Sulastri, Kepala Perawat RSOB
Dingin
pagi masih terasa. Namun Sulastri sudah harus berangkat dari rumahnya
di komp. Kartini 1, no.9 Sei.Harapan, Sekupang. Setelah mengerjakan
tugas-tugas di rumah dan mengurus kebutuhan Ario, putra bungsunya. Ia
harus segera sampai di RSOB, tempatnya mengabdi 24 tahun sebagai
perawat.
Mengenakan stelan celana panjang hitam dan blouse batik,
Sulastri sudah tiba di ruang kerjanya di lantai 2 poliklinik RSOB pukul
07.30 WIB. Ia segera menyambangi nurse station, tempat berkumpulnya
seluruh perawat. Di tempat inilah alumni sekolah keperawatan Yarsi
Jakarta ini mengkoordinir perawat RSOB yang jumlahnya mencapai 204
orang. Hari itu, Jumat (21/12) Sulastri hilir mudik mendatangi
masing-masing poliklinik. Ia harus mencarikan perawat tambahan untuk
membantu perawat di ruang medical check up. ''Kebetulan ada perusahaan
yang mengirimkan beberapa karyawannya untuk di medical check up.

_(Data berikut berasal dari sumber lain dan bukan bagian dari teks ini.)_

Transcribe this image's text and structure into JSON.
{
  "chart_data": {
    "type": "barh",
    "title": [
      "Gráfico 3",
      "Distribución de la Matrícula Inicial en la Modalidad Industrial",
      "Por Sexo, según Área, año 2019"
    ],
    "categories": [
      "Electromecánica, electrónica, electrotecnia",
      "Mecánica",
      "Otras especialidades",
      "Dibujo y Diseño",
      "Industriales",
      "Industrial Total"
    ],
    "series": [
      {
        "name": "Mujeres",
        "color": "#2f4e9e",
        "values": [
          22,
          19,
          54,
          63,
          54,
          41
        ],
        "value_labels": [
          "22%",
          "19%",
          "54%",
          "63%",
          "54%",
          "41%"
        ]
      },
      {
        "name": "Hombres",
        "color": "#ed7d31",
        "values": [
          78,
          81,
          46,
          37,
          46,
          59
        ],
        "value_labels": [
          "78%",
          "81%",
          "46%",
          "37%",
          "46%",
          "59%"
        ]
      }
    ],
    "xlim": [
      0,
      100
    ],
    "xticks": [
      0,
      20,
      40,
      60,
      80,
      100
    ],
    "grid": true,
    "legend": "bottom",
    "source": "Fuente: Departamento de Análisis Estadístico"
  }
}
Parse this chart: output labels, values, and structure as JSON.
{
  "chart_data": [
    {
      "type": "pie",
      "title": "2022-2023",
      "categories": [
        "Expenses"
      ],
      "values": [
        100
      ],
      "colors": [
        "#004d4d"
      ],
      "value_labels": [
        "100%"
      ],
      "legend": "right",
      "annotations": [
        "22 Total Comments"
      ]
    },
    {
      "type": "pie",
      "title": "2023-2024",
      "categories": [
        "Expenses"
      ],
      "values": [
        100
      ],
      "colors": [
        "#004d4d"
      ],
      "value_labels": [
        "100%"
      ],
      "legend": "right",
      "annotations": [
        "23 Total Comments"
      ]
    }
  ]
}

Sedangkan pasien umum juga tak kalah banyak. Makanya butuh tambahan
perawat disitu. Saya cari perawat yang ada disini. Semua masih sibuk
dengan tugasnya masing-masing. Kalau kondisinya seperti ini, saya
berdayakan perawat diruangan rawat inap,''kata Sulastri yang saat ini
menjabat Kasie Keperawatan RSOB di Sekupang.
Bagi Sulastri, perawat
adalah ujung tombak dari sebuah rumah sakit. ''Perawatnya baik, maka
baguslah rumah sakit itu,''kata wanita kelahiran Bagansiapi-api.
Karena
kata Sulatri, jumlah perawat lebih banyak dari jumlah dokter. Dan
pasien selalu berhubungan 24 jam dengan perawat. ''Saya selalu bilang ke
perawat-perawat yang baru maupun yang sudah senior agar menjaga
attitudenya. Prilaku yang baik paling penting dipunyai seorang perawat.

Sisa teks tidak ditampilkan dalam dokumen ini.